When there are repeat EKG to evaluate the same presenting problem we are advised to consider one ekg as independent interpretation and the other as a cpt.

It has been outlined to me in my coding department that should both of these show up as independent interpretation in the progress note that count the other CT/US/Xray towards independent interpretation of tests and code the cpt for ekg.

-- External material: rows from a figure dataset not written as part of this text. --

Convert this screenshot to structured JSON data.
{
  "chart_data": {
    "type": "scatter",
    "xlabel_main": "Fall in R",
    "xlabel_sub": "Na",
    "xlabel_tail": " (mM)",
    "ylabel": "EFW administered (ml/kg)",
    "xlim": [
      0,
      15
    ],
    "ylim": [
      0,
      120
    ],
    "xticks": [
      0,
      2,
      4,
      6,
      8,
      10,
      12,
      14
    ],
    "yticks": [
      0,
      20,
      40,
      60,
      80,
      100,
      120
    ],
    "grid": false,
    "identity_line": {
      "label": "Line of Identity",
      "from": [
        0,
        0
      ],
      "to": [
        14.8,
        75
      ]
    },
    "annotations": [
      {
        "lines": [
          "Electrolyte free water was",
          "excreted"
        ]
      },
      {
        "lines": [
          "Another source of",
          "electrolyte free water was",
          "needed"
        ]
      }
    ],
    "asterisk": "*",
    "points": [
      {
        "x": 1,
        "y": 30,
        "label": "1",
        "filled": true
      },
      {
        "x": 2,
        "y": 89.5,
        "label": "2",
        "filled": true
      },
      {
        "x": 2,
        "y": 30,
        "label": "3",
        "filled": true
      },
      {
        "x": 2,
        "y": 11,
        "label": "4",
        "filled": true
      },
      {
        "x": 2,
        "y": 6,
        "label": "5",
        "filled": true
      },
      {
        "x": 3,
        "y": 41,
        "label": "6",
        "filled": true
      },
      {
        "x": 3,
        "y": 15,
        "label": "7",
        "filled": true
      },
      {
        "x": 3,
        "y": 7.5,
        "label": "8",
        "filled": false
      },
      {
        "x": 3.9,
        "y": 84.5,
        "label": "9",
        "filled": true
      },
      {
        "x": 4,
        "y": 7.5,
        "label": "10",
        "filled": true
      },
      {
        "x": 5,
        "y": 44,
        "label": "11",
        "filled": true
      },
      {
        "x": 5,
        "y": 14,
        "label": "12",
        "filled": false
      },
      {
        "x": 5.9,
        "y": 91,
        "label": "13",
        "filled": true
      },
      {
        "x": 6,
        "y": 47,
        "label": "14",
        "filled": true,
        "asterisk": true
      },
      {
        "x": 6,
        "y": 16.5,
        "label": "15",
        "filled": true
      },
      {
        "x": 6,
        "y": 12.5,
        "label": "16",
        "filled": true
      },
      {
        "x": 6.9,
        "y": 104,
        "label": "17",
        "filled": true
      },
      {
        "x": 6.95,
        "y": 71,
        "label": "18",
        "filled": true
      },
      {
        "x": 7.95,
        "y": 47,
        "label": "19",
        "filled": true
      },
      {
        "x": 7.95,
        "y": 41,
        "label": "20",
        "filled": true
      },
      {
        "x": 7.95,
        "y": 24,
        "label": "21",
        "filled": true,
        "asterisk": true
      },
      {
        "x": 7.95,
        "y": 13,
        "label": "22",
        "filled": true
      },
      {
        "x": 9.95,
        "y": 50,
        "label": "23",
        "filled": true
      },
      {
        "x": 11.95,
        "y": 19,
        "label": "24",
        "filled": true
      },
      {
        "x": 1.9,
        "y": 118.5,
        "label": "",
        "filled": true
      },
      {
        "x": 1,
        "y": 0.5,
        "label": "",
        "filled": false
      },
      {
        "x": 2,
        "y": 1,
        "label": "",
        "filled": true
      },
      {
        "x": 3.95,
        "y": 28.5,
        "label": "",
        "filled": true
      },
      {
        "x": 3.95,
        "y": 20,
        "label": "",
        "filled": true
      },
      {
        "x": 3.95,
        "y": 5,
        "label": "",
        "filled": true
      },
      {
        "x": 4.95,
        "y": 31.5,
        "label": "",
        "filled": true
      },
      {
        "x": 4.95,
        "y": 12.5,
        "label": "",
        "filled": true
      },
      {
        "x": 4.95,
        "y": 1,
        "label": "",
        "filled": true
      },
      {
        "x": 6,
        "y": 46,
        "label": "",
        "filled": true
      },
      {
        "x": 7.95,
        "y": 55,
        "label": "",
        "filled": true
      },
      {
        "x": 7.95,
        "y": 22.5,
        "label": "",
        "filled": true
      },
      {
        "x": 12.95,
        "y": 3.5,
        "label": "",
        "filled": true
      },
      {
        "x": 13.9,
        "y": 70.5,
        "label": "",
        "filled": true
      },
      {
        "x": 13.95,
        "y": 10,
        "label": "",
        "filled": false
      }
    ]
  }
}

For instance an ekg and a CT were performed with 3+ labs for a presenting condition.
The progress note has:
independent interpretation EKG: sinus tachycarda, rate 112, no significant ST elevation nor depressions.
independent interpretation CT: no pathological finding with aorta nor heart.

Due to the finalized note:
the problem was determined to be HIGH
the data - 3+ labs and independent interpretation of test for CT EXTENSIVE
Hence:
99285 + ekg 93010

Is this considered a good, acceptable practice?
 
Counting the radiology services as independent interpretations makes sense - the ED providers aren't radiologists and probably shouldn't be billing for the interpretation (and if they did so it could potentially cause the radiologists' claims to deny as duplicates), but they do need to review the films themselves in the ED setting and may not be able to wait for a radiologist's report to be completed.

With the EKGs, it may be appropriate for them to bill for the interpretation if your facility doesn't have these reviewed separately by a cardiologist, though. The instruction to bill one and count the other as part of the E/M is a little odd, but I don't know that there's necessarily anything wrong with it. A second EKG would likely often be denied as a duplicate and due to the low reimbursement for that procedure, it wouldn't be worth the cost to fight the denials with the payers, so I can see that they might want to use that work as part of the E/M level rather than trying to bill a second interpretation that isn't paid much even under the best of circumstances. I don't know of any regulation that says this has to be done one way or other. And given the minimal money at stake here, I think it's unlikely any payer would aggressively pursue a detail like this in an audit.